Centre of attention in most startups is the product. Founders and the core team often assume that once a good  product is built, the market will adopt it and the growth will follow. It does not happen that way many times. Founding teams can be in for rude shocks.

In summary, Go To Market strategy will involve the following:  

  1. Change product mix and strategy
    i) Introduce new product(s)
    ii) Discontinue a product or a product line
    iii)  Introduce a Freeware (for a software company)
  2. Introduce channels and partnerships
  3. OEM / White label
  4. Branding / rebranding
  5. Introducing a brand ambassador
  6. Pricing
  7. Product management

Some of these are expanded below:

Changing product mix by announcing end of life (EOL) for products, making software products  freeware can be part of marketing or Go To Market strategy. Early stage companies don’t  experience it but start-ups with products that have long sales cycle or operate in markets such as  telecom, Government will experience this.

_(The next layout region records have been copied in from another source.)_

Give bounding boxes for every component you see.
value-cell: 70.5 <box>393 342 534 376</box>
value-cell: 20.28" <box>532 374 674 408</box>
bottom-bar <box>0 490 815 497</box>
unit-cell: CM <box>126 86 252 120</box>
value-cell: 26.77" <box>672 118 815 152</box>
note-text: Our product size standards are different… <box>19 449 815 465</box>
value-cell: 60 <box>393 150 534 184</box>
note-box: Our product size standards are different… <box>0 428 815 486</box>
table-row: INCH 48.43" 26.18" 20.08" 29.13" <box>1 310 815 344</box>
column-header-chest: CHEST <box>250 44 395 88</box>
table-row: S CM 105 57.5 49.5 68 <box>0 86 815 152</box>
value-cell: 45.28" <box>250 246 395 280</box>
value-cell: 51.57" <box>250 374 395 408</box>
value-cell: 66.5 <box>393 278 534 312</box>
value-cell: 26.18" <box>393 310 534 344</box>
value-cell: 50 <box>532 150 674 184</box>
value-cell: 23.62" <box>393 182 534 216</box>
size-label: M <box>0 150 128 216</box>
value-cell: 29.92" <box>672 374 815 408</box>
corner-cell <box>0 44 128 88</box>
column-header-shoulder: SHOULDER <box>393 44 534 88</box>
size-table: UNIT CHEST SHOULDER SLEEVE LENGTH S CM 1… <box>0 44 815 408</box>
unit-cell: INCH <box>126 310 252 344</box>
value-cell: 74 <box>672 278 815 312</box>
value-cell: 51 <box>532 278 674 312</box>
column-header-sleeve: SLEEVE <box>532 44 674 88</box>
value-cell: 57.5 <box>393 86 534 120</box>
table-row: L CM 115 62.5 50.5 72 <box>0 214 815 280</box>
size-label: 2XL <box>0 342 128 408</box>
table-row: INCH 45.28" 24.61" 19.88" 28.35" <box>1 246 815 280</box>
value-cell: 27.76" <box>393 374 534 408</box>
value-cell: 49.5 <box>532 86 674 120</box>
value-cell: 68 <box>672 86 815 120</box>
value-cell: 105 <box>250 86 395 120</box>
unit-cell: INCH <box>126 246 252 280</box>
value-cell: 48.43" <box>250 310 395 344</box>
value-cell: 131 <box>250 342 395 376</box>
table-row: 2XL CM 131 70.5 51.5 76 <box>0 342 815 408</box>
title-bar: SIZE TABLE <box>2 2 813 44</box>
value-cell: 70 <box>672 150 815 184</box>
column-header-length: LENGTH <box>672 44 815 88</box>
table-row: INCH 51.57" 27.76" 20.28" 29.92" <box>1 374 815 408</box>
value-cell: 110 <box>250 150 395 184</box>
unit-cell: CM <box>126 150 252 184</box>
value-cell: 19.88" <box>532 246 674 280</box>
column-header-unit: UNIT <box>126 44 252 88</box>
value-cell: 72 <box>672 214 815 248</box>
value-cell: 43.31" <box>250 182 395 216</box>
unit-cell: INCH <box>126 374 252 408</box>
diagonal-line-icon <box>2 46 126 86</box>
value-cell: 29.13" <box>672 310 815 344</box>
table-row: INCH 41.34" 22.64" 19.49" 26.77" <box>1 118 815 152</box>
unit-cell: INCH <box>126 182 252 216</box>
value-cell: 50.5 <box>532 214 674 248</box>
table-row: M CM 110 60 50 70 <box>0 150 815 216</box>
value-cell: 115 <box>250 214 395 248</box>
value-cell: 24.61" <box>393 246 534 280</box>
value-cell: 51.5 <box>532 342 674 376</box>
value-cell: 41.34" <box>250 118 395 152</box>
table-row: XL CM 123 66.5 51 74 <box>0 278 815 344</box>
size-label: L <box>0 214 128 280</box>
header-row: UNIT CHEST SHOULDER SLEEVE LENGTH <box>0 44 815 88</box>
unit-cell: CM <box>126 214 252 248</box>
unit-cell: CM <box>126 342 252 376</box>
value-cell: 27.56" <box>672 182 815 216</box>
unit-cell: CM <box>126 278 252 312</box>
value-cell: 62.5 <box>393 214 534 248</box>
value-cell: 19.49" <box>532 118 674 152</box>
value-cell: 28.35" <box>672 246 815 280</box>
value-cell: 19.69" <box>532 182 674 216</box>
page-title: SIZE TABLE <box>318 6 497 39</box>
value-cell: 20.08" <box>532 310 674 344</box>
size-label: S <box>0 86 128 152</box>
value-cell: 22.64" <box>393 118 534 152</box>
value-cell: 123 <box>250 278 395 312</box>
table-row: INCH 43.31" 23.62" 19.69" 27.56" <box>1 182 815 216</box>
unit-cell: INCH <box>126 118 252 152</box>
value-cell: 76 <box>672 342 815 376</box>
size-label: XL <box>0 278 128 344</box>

  1. Counterintuitive strategies such as discontinuing a product line, exiting a market are part of Go To Market strategies.
  2. Technology start-ups may need to look for white label channels with industry brands that have complementary offerings in a mutually beneficial relationship. The start-up needs to carefully weigh her own brand while others create products using her technology. Advantage is the market of the established brand and its vast channels.
  3. Introduction of a brand ambassador such as a well-known media (Cinema, TV, Internet) or sports personality is a major event to grow the brand and motivate channels and the sales team. Pricing is integral to Go to Market strategy and is a critical part of it. Whether it is premium pricing  or value pricing; does it include channel margin etc. discounting strategies have to be decided  before creating even the first customer. Most software products startups assume SaaS based pricing as given. It may not be the best way in early stages.
  4. Like pricing, product management is required from the very early stages. Product management lays down the product road map (features that will be available over the next few versions). A startup does not have all the features in the first version of its products. It is always a promise of future, innovation and speed which startups bring to the table.

Shantanu Deshpande

According to Shantanu Deshpande, founder, Bombay Shaving Company, “it’s simple really. Find out what the consumer is doing on their phone, and when they are MOST LIKELY to stop doing that and buy. So, we listed the onion oil on our website and drove consumers there from TikTok  (when consumers are most vella). We also realized ‘beard growth’ keywords had sizeable search volume on Google and Amazon – clear purchase intent was established. So, we bid PPC and listed high quality across ecommerce, esp. Amazon and Flipkart. Then, we drove traffic while marginal cost per transaction was less than Rs. 75. This led to an initial cohort size of ~50000 and post that, look-alike and remarketing  efficiencies were sizeable enough to scale through a basic CCC (Content→Community→Commerce)  approach.”

Scale Up:  
We tracked PMF (Product Market Fit) across efficient media and efficient platform. For e.g. Facebook – website and Google – Amazon was a great fit but TikTok – Nykaa was not. So, once we got that + content, that worked, we accelerated spends. After 25 LPM, we moved to ATL content, i.e. influencer, and used that across the board.”